The dwarf cichlids of South America are a group of roughly 150 species of small freshwater tropical fish; most of which are kept in the aquarium trade. To be considered a “dwarf” cichlid, adults of the species’ must not grow larger than ten centimeters.
Why dwarf cichlids?
South America’s dwarf cichlids are visually stunning aquarium specimens. Many of the species in the group—including the wildly popular Mikrogeophagus ramirezi and Apistogramma cacatuoides—are known for their delicate ornamental fins and dazzling mix of colours.
Dwarf cichlids don’t try to get by on looks alone! They’re also renowned for their fascinating behaviours and personality. Many species in the group will form strong pair bonds with their breeding partner. If breeding is successful, the fry stay with their parents (who protect them as a team) until they’re large enough to look after themselves.
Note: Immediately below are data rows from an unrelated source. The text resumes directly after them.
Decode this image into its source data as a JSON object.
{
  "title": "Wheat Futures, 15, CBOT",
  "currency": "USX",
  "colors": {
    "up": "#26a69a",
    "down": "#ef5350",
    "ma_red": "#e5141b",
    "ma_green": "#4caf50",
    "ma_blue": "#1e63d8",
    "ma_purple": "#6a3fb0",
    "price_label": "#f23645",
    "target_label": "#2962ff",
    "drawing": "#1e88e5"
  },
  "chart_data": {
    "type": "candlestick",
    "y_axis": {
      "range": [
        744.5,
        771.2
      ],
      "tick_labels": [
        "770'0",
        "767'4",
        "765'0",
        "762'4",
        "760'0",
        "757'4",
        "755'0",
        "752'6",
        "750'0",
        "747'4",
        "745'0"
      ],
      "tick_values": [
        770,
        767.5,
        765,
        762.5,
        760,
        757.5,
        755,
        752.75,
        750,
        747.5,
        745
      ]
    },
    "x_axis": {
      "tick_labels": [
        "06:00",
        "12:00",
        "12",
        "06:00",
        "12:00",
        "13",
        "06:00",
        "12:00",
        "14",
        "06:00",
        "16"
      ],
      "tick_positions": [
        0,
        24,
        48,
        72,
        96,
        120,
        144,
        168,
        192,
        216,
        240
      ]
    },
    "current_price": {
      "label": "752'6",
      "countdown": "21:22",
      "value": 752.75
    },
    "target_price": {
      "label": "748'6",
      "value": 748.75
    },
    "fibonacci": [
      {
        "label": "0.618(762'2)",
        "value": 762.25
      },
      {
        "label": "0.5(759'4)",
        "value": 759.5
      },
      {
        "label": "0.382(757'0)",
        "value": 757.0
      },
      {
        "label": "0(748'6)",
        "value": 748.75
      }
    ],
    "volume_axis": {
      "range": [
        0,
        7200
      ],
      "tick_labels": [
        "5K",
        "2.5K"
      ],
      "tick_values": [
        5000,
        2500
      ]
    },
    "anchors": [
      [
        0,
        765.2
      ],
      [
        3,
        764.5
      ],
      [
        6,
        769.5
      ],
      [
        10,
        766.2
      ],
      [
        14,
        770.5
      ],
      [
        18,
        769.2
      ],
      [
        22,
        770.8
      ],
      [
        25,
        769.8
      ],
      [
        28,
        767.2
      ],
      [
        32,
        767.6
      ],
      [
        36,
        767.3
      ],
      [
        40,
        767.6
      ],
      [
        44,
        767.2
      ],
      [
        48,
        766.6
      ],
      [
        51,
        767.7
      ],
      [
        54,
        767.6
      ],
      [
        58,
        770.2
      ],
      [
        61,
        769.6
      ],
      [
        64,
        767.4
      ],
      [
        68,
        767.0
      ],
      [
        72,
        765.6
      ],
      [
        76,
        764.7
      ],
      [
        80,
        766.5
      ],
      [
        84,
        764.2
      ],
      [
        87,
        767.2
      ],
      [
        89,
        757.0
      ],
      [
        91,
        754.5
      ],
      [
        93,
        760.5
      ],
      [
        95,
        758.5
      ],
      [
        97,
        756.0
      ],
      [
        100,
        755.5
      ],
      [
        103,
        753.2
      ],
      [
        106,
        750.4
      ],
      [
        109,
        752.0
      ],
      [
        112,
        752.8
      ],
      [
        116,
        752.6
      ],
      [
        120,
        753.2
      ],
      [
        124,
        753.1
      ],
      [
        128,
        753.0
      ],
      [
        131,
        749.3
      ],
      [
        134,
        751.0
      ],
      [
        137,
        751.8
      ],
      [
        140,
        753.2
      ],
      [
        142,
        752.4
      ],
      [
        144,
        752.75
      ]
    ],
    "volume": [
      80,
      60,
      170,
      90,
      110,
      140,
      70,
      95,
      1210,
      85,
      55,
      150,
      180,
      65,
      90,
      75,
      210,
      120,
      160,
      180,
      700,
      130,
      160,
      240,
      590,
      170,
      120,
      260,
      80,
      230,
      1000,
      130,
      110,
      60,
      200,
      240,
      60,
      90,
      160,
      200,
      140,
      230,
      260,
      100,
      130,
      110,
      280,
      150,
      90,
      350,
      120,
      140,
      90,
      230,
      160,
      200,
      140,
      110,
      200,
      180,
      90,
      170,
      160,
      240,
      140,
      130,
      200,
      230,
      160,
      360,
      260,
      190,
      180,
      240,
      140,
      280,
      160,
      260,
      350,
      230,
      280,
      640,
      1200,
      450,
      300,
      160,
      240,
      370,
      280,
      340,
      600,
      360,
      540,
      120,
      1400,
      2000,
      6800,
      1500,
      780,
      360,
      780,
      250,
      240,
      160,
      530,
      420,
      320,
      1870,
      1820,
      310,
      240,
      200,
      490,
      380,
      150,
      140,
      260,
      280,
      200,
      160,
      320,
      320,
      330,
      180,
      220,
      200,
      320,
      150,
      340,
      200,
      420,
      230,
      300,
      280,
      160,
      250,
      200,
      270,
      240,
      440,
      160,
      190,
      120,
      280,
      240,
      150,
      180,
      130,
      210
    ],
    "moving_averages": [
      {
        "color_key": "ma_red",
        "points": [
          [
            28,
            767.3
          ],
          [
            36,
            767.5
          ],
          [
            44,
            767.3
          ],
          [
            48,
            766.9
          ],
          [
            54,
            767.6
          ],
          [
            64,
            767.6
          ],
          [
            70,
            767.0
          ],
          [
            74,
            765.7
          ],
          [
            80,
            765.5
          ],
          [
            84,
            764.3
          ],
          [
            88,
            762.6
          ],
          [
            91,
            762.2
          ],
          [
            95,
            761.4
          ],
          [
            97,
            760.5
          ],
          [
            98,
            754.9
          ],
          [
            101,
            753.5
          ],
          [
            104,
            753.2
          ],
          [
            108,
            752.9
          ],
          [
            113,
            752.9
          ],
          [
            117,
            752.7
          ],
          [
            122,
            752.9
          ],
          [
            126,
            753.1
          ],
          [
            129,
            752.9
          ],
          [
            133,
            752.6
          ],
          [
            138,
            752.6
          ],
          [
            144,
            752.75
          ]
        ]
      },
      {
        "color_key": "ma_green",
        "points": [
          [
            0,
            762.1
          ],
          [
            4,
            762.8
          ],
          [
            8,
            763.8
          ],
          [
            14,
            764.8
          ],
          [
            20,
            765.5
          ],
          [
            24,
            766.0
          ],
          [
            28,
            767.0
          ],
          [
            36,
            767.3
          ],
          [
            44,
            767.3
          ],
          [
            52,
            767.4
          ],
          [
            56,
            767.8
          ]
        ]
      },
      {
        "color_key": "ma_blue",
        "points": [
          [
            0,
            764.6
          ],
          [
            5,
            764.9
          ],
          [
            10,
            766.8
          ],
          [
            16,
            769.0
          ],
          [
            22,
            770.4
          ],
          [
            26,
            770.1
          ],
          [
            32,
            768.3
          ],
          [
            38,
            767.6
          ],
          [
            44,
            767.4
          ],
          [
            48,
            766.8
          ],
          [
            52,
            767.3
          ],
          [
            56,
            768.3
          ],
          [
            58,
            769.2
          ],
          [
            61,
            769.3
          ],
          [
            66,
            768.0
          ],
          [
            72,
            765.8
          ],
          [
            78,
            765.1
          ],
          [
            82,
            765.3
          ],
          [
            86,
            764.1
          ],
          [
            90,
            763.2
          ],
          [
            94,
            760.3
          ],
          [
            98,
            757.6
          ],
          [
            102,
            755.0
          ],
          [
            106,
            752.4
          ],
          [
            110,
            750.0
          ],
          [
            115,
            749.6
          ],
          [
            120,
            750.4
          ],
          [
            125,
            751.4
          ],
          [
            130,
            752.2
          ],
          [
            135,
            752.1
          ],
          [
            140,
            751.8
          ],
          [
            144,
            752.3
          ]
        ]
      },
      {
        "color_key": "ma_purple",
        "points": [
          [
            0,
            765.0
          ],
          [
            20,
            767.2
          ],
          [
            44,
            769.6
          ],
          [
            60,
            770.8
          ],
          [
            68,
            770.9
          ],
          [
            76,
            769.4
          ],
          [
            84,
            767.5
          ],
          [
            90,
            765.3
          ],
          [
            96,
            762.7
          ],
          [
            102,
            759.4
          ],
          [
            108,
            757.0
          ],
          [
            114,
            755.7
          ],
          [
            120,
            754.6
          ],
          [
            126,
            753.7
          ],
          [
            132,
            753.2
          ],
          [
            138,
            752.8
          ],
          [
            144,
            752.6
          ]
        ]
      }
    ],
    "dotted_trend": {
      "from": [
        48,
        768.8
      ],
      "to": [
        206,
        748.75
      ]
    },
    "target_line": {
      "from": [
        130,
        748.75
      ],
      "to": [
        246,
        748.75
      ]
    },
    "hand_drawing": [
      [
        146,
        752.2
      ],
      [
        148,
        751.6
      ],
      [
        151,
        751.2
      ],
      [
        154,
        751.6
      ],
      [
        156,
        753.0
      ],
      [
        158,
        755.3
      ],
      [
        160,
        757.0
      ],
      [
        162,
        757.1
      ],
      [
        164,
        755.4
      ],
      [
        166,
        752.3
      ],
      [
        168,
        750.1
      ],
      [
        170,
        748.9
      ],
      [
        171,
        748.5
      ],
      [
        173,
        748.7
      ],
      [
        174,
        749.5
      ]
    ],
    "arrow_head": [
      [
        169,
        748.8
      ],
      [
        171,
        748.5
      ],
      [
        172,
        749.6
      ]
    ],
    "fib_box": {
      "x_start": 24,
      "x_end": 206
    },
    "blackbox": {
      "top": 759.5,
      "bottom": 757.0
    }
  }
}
Establishing a suitable aquarium
Most South American dwarf cichlids are peaceful fish that can be kept in a community aquarium with other similarly sized fish non-aggressive fish. Usually only male should be kept in each aquarium and—depending on the specific species—he should share the tank with one or several females.
A 75 litre planted aquarium is ideal. The tank should have a sandy substrate, dense clumps of plants, good hiding places, and some open swimming areas. Dwarf cichlids are timid fish that prefer to stay secluded in a lower part of the aquarium. They work well with tank mates that prefer sticking to the top of the aquarium.
Dwarf cichlids demand extremely high water quality, so frequent water changes are a must. They prefer slightly acidic water with a pH between 5 and 7. Most of the commonly kept South American dwarf cichlids require a water temperature of around 25 degrees Celsius, however there’s several species from the southern parts of South America that prefer cooler water.
Diet & Feeding of Dwarf Cichlids
Dwarf cichlids enjoy a varied omnivorous diet that can be usually be satisfied with commercially-bought flakes and pellets. High-quality tropical fish flakes, sinking small cichlid pellets, and an occasional treat of live food will satisfy their dietary requirements.
Some members of the group sift through fine sand as part of their eating process. Mouth and gill problems have been observed in some fish when they’re denied access to sand.
Beautiful though they may be, many (perhaps even most) of the dwarf cichlid species require a level of care that beginner aquarists may be unable to provide. It’s better to start yourself off with hardier (and less expensive) tropical aquarium fish to hone your skills before moving on to the more delicate species discussed in this article.